Question

A car goes on a horizontal circular road of radius R, the speed increasing at a constant rate dv/dt=a. The friction coefficient between the road and the tyre is µ. Find the speed at which the car will skid.

Answer 1

If the speed of the body is increasing in case of the circular motion. This means that the magnitude of the Velocity is changing at the Constant rate.

This also tell that there is a tangential acceleration which is produced due to the change in magnitude of the velocity.

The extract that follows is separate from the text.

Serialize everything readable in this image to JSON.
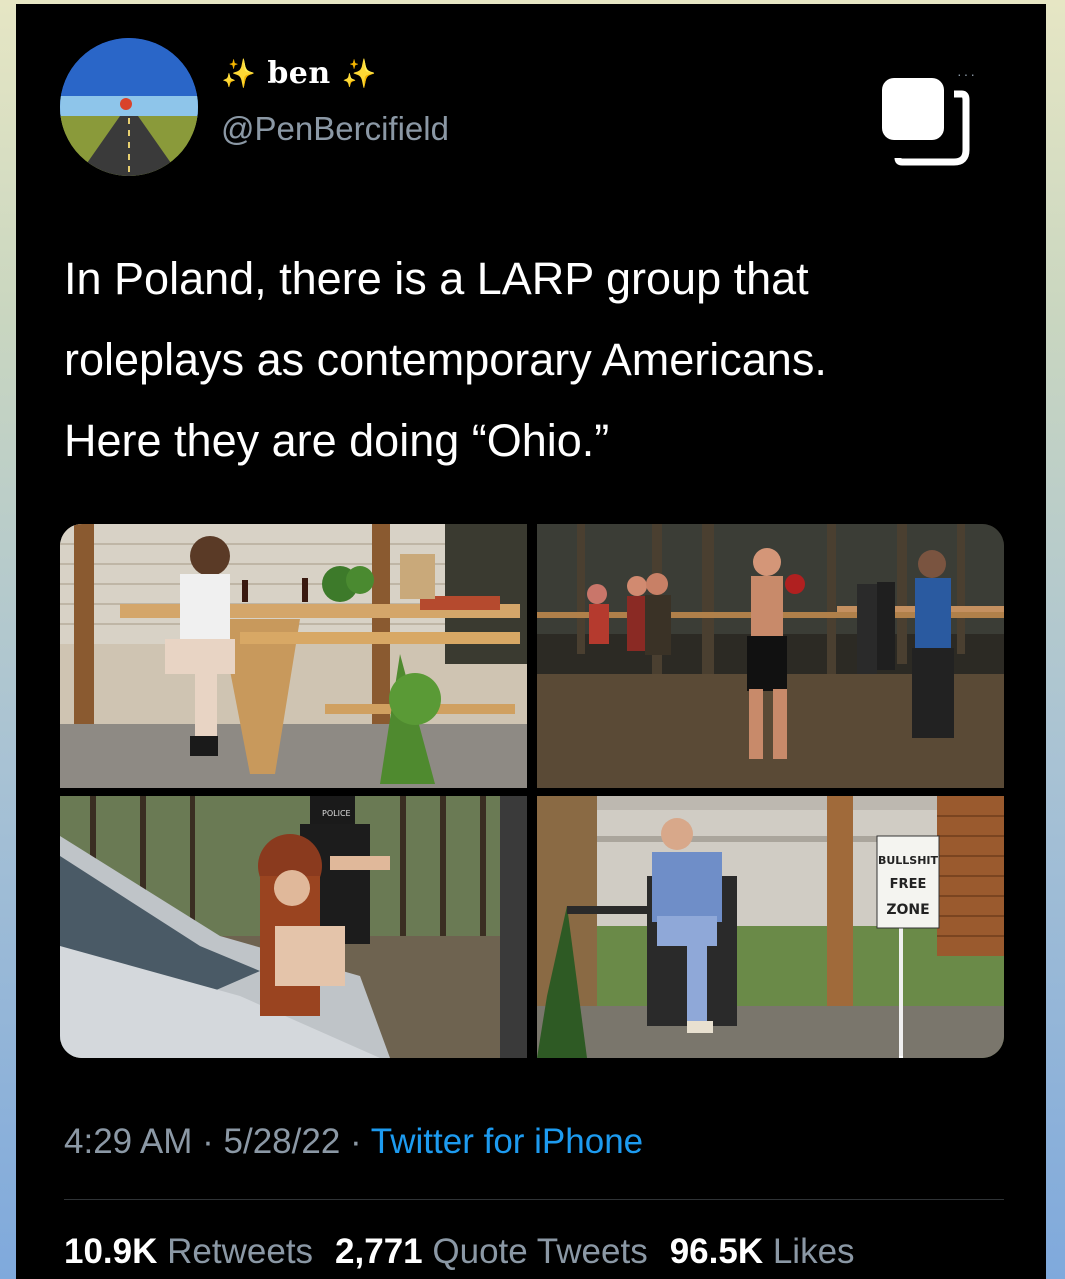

∴  tangential acceleration = dv/dt = a

Now, Centripetal Acceleration = v²/r

∴ Net Acceleration = $\sqrt{  (\frac{v^{2} }{r})^2 + a^2}$

∴ m × accele.(net) =  $m\sqrt{  (\frac{v^{2} }{r})^2 + a^2}$

⇒ There will be Frictional Force which will balances the Force produced due to the tangential acceleration.

∴ μmg = $m\sqrt{  (\frac{v^{2} }{r})^2 + a^2}$

⇒  μ²g² = v⁴/r² + a²

⇒ v⁴/r² =  μ²g² - a²

∴ v = $[r^2(u^2g^2 - a^2)]^{\frac{1}{4} }$

Hope it helps.